’tis better to prevent bad data…
’tis better to have loved and lost than never to have loved at all.
– Lord Tennyson
Or in programming terms:
’tis better to prevent bad data from entering the system than to have to clean it up after.
Allow me to share a recent example.
At my job, I work on a team that interacts with a lot of services. Some of these services are under our control, and others aren’t. One, in particular, is a legacy service that we are working to replace. This particular service contains a set of data about machines. We currently have a script within our main system that calls this other system, fetches data from it, and attempts to insert it into the main database.

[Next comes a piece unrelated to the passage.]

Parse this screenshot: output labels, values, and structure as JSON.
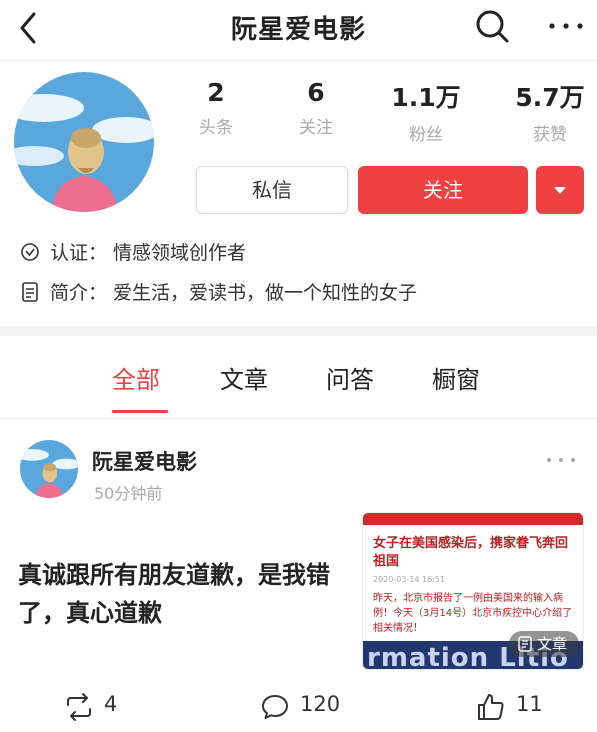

One of the problems with the old system is that there’s a lot of user-entered data that isn’t clean. For example, let’s say there’s a database field for the manufacturer of the machines. Users could have entered values such as:
Chevrolet
chevrolet
Chevorlet <- note the bad spelling
chevy
Chevy
When doing string comparisons*, to a computer, all of these values are different. So as a result, when we pull data into the new system, we end up pulling in this same bad data.
Thankfully the revisions we are making to the main system will make this kind of user-entered data a lot more difficult to enter, but unfortunately we aren’t there yet. As a result, we now have bad data in the main system. What really should have been done in a case like this, is that any data coming into the main system should have been cleaned prior to being entered. The new system will eventually force a user to select the manufacturer from a drop-down list (not enter it in a text field). This fixes things going forward, but still doesn’t clean up the older bad data.
Like I said, ’tis easier to prevent bad data…
*Avoid doing string comparisons as much as possible – especially on user-entered data! You are just asking for pain if your code contains a lot of string comparisons.